I’ve previously shouted out the #Klarnaa campaign which is calling for greater regulations and consumer protections in buy now, pay later schemes. This Eco-Age article looks at how BNPL is accentuating the fast fashion problem.
With the closure of fitting rooms and a boom in online sales, more and more clothes are being returned. Ruth MacGilp explores how we can fix fashion’s return problem in a post-lockdown world.
Ruth Roberts-Islam asks why the fashion industry cares less about garment workers in other countries.
A new German study suggests clothing incineration rates are on the rise due to the declining quality of discarded textiles.
Lebanon’s fashion industry has been hit by a triple crisis.
Read this brilliant profile on Aja Barber - personal stylist, intersectional activist and all-round sustainability legend.
The Sustainable Apparel Coalition has updated its Higg Materials Sustainability Index - a tool that measures and communicates the environmental performance of thousands of materials used in creating apparel, footwear and home textile products.
The fashion mannequin needs to be rethought, says Rosalind Jana.
With heightened demand for brand accountability, will 2020 finally force fashion to break its greenwashing habits?
Learn how blockchain is powering transparency in the fashion supply chain.
An American survey has shown that Covid hasn’t dampened consumer appetite for sustainability.
Good On You shares 20 hard facts about fast fashion.
“Some in the industry have even talked about pushing the unseen and unsold 2020 collections to 2021 to avoid losses. The fascinating part is that in order to do that — to give that aged inventory value again — requires literally killing fashion, that nebulous deity that says something is “in” this year and not the next.” - a fascinating longread on how the fashion industry, as we know it, has collapsed.
What is capitalism?
This is the kind of question I’d avoid in my GCSE exam but individualism, money, exploitation and greed all come to mind. Borrowing a better definition from good ol’ Google, capitalism is an economic and political system in which a country's trade, industry and capital goods are controlled by private or corporate owners for profit. Government regulation is minimal, while the pricing, production and distribution of goods is determined by competition in a free market.
Fashion is a hyper-capitalist industry motivated by profit. If a popular fast fashion store sells a £10 dress with a 70% profit margin, other brands will seek to emulate this success by pushing their wages down to generate more profit than the competition.

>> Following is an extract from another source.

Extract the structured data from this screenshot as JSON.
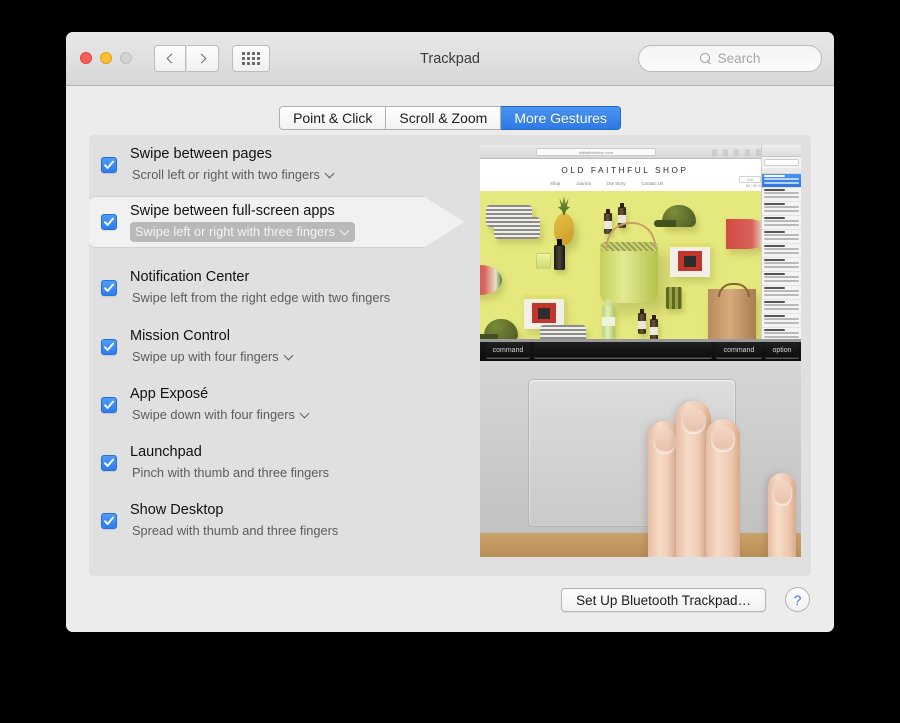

Inequality, therefore, is at the heart of capitalism, as private capital accumulation inevitably leads to the concentration of wealth in a few hands. We only have to look at the fashion billionaire boys club, the huge fashion conglomerate, Inditex, or the fact that 60% of the luxury goods market is concentrated in just 35 brands.
In The Condition of the Working Class in England (1844), Friedrich Engels reflected on the “curious fact that the production of precisely those articles which serve the personal adornment of the ladies of the bourgeoisie involves the saddest consequences for the health of the workers.” Here, he was referring to the plight of 15,000 mostly young female seamstresses who laboured for 15-18 hours a day. This exploitative dynamic continues to characterise the industry today. In a heartbreaking film by Osman Yousefzada, Bangladeshi garment workers imagined the women that wear the clothes they produced, clothes they will never wear themselves. One replied “they’re not black like me, they’re much fairer and very pretty”.
With the onset of globalisation, textile production was competitively outsourced to previously colonised countries, to countries with lax labour laws and environmental protections. Fast fashion only got faster, accumulating more profit through demanding quicker turnarounds, engineering 52 microseasons a year, producing in higher volume, reducing material quality and depending on sweatshop labour. This race to the bottom has generated substantial profits for those at the top, while the workers at the bottom of the supply chain are treated as expendable.